What I’d find really helpful in understanding the issues is a definition of terms from both SSP advocates and mixed-methods advocates. I think it would help us as parents to see to what extent a like-for-like comparison can be made across the different approaches (NB I’d love to see responses relating to a Montessori approach in there, too, so apologies for the binary nature of the questions).
You could pick a few questions and just answer those…or not, obviously. I’ve only used numbers for reference, not with the intention of creating a Teacher Interrogation. Apologies in advance for anything that’s badly framed – I’m trying not to bring my own assumptions to this, but I’m sure I have anyway…
So, with all that spare time you have(!) I’d find it really helpful to know from various practitioners:
- How, in two or three sentences max, would you define ‘reading’?
- At what point in the process of learning to read would you basically consider a child to be able to ‘read’, according to your own working definition?
- What are your staging-posts (however rule-of-thumb) in observing/assessing/facilitating the process of a child learning to read? (eg Letter recognition, understanding that letters mean sounds and letters make words and sounds make words, words make meaning, word recognition, etc….or perhaps not those at all…)
- How would you define ‘decoding’?
- Do you think the concept of ‘decoding’ is useful?
- If so, why? If not, why not?
- In your experience, can letter/sound/word decoding be done completely separately from meaning at any stage in the learning process? (You may not feel that it should, but, technically, in your view, can it?)
- If so, why? If not, why not? Can you give examples?
- If you are a SSP fan: when, if ever, do you feel children should use other cues? (eg Once a child is mostly fluent, would you advocate a purely SSP approach to new words in the text? How do you approach helping basically fluent readers with non-regular words outside the ‘high-frequency’ / ‘tricky words’ categories? How do you support children who find it difficult to move from letter to sound to word? In your experience is there a place for other approaches when a child is in this situation?)
- Also if you are a SSP fan: what methods do you include in your practice to support the development of comprehension? (And to what extent do you see those methods as integral to/separate from your SSP approach/methods?)
- If you are a mixed-methods fan:where does a phonic approach sit in your practice? eg Would you start with sounding out and move to other cues later, or start with the pictures, or does it perhaps vary with the text/child/stage? (And do you use elements of branded SSP schemes, or avoid them completely?)
- Also for mixed methods fans: what methods do you use in your practice to support the development of comprehension? (And to what extent to you see these as integral to/separate from your mm approach/methods?)
- For all practitioners: at what stages in the process of learning to read do you include various comprehension elements? (eg v. simple ‘So what do you think might happen next’ for picture-books; structure, narrative, characters later on….).
- For practitioners who have switched from SSP to mixed methods, or the other way around: what (if any) differences did you experience in the learning process, and with the children’s engagement with the text? Did you find that you needed to alter other aspects of your practice to take account of any differences? Can you describe what these were?

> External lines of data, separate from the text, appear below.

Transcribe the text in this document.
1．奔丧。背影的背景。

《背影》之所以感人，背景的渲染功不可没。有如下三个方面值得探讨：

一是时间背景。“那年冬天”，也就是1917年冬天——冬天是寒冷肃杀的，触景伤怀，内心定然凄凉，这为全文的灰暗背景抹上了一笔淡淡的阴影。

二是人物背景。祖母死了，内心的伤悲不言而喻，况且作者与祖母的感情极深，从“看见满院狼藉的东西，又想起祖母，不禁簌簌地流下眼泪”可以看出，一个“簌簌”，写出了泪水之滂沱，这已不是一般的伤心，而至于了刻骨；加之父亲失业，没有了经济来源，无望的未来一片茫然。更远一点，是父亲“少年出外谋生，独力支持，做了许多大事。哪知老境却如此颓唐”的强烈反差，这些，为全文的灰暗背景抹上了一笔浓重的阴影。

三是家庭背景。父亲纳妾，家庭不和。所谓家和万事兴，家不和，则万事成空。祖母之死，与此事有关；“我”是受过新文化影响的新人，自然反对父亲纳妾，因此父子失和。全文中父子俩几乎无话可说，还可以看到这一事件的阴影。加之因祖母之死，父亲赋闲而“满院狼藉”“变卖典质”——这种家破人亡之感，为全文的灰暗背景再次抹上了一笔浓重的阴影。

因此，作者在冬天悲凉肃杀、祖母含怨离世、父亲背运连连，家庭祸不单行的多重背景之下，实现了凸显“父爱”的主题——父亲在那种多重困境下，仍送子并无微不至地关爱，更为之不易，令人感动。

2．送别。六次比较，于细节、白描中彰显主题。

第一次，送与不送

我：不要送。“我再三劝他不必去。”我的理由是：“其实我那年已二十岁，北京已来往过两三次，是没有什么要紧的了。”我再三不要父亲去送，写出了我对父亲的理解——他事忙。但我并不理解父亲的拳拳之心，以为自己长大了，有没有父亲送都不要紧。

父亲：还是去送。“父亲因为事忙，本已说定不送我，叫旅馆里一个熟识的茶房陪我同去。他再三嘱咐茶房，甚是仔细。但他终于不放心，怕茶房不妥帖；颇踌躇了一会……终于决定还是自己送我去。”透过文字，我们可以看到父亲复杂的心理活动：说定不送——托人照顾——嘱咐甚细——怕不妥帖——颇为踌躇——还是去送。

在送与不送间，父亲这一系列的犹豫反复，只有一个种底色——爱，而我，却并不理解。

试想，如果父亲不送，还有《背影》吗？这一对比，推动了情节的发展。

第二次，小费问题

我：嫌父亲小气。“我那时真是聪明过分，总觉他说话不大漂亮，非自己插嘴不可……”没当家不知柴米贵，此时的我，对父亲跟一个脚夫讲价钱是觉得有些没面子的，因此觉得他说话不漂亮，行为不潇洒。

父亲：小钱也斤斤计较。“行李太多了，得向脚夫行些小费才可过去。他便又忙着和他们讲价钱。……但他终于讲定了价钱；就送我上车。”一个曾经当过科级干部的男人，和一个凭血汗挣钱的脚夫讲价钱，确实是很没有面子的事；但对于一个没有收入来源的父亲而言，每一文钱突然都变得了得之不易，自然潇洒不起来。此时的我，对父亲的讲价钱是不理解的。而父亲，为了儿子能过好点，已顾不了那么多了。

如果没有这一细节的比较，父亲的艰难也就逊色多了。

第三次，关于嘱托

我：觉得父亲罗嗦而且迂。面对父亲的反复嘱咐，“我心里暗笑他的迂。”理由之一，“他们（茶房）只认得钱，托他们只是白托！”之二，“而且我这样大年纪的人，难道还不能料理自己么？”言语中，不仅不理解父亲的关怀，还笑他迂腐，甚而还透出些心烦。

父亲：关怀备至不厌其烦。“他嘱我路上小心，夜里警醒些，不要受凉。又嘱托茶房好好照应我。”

- For all practitioners: in what ways does your approach support disadvantaged readers? (I’m thinking in terms of eg classes for parents, book swap schemes, etc, as well as methods used directly with the child).
If you’ve got this far, my grateful thanks 😉
Edited to add: I’m expecting that people reading this post and the comments will disagree with one another, sometimes quite strongly (otherwise, there’d be no need for the post!) but I hope everyone will agree that the most constructive thing in the first instance is for each person to use the comment section to answer the questions themselves and make their views clear that way, rather than, at this stage, answering others’ opinions as expressed in the comments.